I’m up late tonight. I watched the great old movie, “Guess Who’s Coming to Dinner?” until well after midnight, and because going to bed means trying to Sleep While Tossing, I’ve stayed up, waiting for another dose of Tramadol and Tylenol to kick in.

So it’s very quiet. The TV is off. The only sounds are the quiet click of my laptop’s keyboard, the occasional car passing on the nearby road, and my elderly cat-friend’s snore as he snoozes, curled up against my hip. Oh, and one other sound: the strange, melodic chirp and trill of a bird as it sings outside.

“Strange” because it’s so unusual to hear birdsong in the wee hours of the night. So I listen, charmed, with a half smile on my lips, remembering the last time I heard a bird singing in the dark.

It was about 20 years ago. It was unusual then, too—unusual enough that it became a cherished memory. Early in the early spring and late fall mornings, before the sun rose, I’d be up, taking a hot shower as I got ready for work. I’d open the window in spite of the cold to let the steam out. And it was then that I’d hear him, a blackbird singing an intricate, liquid melody so lilting and fine that I’d have to stand still and just listen for a while, enchanted and knowing that I was hearing something extraordinary, something I might never hear again.

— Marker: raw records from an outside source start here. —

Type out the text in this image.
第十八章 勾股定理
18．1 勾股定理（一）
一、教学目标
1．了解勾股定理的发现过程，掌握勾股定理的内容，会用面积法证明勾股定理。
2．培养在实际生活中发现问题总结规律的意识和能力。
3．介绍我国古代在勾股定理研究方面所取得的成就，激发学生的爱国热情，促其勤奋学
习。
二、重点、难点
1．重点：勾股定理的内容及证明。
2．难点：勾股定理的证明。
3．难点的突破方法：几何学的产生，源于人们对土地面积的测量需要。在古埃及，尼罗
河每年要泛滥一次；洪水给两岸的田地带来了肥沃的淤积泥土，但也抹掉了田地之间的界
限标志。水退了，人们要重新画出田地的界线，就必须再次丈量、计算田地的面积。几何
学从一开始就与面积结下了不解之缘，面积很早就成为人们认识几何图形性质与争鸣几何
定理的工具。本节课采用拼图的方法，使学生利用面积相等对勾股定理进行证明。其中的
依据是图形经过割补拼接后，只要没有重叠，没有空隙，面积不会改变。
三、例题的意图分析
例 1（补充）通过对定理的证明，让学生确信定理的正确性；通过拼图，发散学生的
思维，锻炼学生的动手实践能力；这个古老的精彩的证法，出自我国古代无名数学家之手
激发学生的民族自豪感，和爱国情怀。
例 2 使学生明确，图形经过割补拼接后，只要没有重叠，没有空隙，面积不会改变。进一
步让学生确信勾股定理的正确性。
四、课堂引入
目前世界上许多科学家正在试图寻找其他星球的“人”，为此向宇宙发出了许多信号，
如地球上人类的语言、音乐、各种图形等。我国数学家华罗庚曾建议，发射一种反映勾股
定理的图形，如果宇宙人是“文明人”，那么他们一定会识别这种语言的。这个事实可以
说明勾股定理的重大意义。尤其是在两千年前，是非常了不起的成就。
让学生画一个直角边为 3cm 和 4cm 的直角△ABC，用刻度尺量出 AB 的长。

Remembering evokes the sharp sting of cold air invading my steamed-up bathroom and the invigorating scent of the nearby sea it carried on it. Remembering brings me fog horns lowing in the harbor, and the clack-clackety of the train on the elevated tracks a few blocks away from my flat as it slowed, approaching the downtown station, and of that train’s long, lonely whistle. It’s a sound that has always meant “Come, let’s go, let’s go see other places and other people. Let’s find an adventure,” to me, and makes me long to do just that. Remembering the nightsong of that small, unseen blackbird makes me smile again, just as it did every time I heard it, just as enchanting now, tonight, as it was two decades ago.

I’ll go to bed now. The mysterious singer has gone quiet in the here and now, but he left me with a gift: a lovely memory of that earlier singer and that earlier time in my life.

Of trains and the excitement of traveling into the unknown for the sheer joy of it.